By Jim Williams
Last week we saw copper prices bounce back slightly after the Chinese Lunar New Year Holiday. It’s now been a full week of trading later and the price of the red metal rocketed Monday to levels we haven’t seen in almost a month!
The markets took a slight hit on Tuesday based on economic data out of the states, but the price is still a little more than a dime higher than the $2 level.
Helping boost the price to start the week was an announcement Monday by the Chinese government that it will reduce deed and business taxes for home buyers. You may recall, less than stellar property sales in China had an extremely negative effect on the price of copper last year.
Investors are keeping an eye on China – as they always do – as the Chinese government is expected to announce more stimulus measures later this week. Experts are hopeful copper will be one of the key topics addressed.
Frequent contributor, and Seeking Alpha columnist, Andrew Hecht points out in a recent article that there are four reasons why copper is due for a rally.

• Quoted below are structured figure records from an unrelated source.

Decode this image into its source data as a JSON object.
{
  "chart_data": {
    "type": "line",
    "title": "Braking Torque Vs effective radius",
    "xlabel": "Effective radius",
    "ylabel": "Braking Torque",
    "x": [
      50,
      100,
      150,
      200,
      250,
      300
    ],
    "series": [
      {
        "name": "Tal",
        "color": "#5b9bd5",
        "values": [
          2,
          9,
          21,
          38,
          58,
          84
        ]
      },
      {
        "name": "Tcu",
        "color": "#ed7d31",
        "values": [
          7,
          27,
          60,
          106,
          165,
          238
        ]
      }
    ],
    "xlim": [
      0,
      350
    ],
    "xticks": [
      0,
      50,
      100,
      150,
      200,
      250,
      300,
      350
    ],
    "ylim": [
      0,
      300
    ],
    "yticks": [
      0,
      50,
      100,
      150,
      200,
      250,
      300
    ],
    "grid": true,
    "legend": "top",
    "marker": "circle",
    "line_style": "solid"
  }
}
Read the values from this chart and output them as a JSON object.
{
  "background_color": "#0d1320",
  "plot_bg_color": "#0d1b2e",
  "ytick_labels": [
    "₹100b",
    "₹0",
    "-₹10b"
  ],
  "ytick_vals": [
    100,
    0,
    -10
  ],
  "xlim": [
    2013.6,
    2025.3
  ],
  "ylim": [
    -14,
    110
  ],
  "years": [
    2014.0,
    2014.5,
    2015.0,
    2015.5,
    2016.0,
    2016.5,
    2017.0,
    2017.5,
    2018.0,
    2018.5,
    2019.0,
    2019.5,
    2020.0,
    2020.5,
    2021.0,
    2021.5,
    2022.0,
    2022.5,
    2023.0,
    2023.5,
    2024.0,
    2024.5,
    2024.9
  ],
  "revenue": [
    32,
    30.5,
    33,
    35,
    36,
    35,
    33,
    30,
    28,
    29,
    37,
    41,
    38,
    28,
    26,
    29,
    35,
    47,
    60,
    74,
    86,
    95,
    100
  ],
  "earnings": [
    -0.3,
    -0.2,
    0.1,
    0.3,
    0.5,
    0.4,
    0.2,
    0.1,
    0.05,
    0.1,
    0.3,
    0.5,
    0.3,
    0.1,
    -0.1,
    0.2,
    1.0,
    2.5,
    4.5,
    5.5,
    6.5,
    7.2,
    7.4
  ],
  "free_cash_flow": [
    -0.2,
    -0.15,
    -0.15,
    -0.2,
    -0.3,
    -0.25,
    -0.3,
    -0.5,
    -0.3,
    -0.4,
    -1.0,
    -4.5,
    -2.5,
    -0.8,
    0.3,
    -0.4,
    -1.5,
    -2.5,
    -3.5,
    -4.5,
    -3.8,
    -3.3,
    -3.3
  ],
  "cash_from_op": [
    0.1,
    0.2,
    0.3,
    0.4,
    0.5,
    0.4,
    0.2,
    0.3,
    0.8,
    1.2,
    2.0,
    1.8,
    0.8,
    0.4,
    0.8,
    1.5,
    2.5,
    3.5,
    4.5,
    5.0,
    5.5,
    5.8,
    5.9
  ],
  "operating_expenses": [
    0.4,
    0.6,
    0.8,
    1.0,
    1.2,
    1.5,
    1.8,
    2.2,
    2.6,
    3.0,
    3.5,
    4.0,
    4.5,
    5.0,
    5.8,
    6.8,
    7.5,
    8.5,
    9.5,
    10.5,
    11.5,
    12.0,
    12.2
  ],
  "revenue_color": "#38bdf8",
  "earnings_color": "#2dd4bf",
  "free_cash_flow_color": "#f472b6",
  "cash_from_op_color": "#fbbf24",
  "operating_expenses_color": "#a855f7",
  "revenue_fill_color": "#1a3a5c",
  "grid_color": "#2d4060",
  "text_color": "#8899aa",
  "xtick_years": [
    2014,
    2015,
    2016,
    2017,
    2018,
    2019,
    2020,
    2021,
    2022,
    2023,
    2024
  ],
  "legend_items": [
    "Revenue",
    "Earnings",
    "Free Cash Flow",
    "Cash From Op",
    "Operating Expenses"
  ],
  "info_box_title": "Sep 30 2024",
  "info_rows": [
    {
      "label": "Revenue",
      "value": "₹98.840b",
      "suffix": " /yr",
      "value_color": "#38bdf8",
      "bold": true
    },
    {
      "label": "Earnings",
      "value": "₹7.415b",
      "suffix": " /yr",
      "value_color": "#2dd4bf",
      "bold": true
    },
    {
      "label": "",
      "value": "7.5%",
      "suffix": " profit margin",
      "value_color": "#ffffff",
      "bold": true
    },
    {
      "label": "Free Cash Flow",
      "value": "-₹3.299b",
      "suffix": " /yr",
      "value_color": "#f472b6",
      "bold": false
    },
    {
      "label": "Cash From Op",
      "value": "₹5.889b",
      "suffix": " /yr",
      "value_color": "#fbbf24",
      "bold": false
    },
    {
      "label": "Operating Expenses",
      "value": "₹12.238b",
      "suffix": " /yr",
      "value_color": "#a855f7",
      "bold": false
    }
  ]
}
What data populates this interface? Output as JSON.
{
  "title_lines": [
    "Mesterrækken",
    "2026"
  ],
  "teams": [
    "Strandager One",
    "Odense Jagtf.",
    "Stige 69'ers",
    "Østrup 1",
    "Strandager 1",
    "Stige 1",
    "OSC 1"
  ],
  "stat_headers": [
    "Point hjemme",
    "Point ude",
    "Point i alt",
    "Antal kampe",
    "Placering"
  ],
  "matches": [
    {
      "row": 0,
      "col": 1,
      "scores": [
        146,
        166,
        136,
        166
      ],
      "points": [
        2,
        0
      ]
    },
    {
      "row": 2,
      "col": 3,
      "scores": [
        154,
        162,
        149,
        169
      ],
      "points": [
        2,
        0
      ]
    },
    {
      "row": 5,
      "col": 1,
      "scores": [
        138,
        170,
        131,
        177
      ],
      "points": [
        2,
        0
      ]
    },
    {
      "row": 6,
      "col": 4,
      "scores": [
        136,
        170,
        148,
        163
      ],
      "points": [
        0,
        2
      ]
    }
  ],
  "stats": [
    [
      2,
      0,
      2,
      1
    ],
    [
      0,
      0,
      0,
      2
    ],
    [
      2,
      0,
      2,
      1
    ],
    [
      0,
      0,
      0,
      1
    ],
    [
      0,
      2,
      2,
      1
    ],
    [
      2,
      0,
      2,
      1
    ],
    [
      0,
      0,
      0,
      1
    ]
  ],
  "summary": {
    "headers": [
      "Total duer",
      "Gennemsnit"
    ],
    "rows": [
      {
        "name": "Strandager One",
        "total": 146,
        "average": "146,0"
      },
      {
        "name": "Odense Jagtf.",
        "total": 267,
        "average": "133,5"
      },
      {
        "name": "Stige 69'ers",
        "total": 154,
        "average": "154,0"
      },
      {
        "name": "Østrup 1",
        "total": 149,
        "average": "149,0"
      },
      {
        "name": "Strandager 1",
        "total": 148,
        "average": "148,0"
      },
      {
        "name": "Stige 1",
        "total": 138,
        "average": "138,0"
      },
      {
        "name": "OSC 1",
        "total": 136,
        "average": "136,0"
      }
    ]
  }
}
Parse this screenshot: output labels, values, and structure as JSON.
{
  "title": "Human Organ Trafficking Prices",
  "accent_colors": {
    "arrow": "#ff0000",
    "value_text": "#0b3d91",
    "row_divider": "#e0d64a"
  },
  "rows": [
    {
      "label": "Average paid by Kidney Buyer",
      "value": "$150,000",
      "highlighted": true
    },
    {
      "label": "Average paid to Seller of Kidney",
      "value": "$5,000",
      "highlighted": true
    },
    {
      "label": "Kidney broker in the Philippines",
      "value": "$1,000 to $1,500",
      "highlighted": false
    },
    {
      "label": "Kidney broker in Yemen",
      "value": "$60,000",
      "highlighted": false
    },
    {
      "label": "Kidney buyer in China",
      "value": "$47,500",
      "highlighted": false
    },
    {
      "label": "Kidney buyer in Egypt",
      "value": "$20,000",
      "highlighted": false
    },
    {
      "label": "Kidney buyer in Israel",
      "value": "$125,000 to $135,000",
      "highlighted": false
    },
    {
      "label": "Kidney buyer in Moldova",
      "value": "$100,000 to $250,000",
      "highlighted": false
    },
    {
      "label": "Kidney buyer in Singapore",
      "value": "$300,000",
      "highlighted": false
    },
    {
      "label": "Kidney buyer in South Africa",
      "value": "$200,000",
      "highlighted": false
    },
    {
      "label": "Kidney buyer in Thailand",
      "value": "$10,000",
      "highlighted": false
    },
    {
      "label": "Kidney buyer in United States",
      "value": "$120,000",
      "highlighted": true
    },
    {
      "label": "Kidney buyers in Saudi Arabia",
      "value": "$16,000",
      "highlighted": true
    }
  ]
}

Reason 1: Other Commodity Action
“We have seen some real volatility across all commodities thus far in 2016. We have also seen a lot of divergence from historical norms in terms of value differences between various commodities. This has been a year of volatility and surprises. While crude oil is down over 14% as of last Friday, the price of gold is up by almost 16% on the year. While silver has gained over 11%, copper is down by over 2%. On a relative value basis, copper has the potential to recover and perhaps the best argument is the current technical state of the copper futures market.”
Reason 2: Technical
“Strong technical resistance is way above the market at around $2.96 per pound, the level that copper broke down from in late 2014 and May 2015. This means that copper can trade to almost $3 and not destroy the pattern of lower highs and lower lows. In other words, there is a lot of room for a recovery rally in copper right now.”
Reason 3: Seasonal Trends
“Copper has a tendency to move to lows late in the year, usually in December. It also tends to peak during April or May each year. That is because inventories build late in the year and the building construction season starts in the spring season. At the same time, automobile manufacturers begin preparations for the new car model year, which begins in late summer. Therefore, demand tends to pick up in the weeks ahead at a time where the technicals for copper are looking interesting.”
Reason 4: Interest Rates and China
“The U.S. Fed raised the short-term Fed Funds rate for the first time in nine years last December. This likely put additional pressure on the price of copper, which was already weak. However, the prospects for future interest rate rises in the U.S. have dimmed due to stock market volatility and worries about contagion from other economies around the world.
When it comes to China, 2015 has taught us to expect nothing but bad economic news from the Asian nation. It has been a long time since we have heard anything positive from that part of the world. However, the myriad stimulative measures applied by the government will eventually have some effect on the economy. When that good news does come, the price of copper is likely to lurch higher.”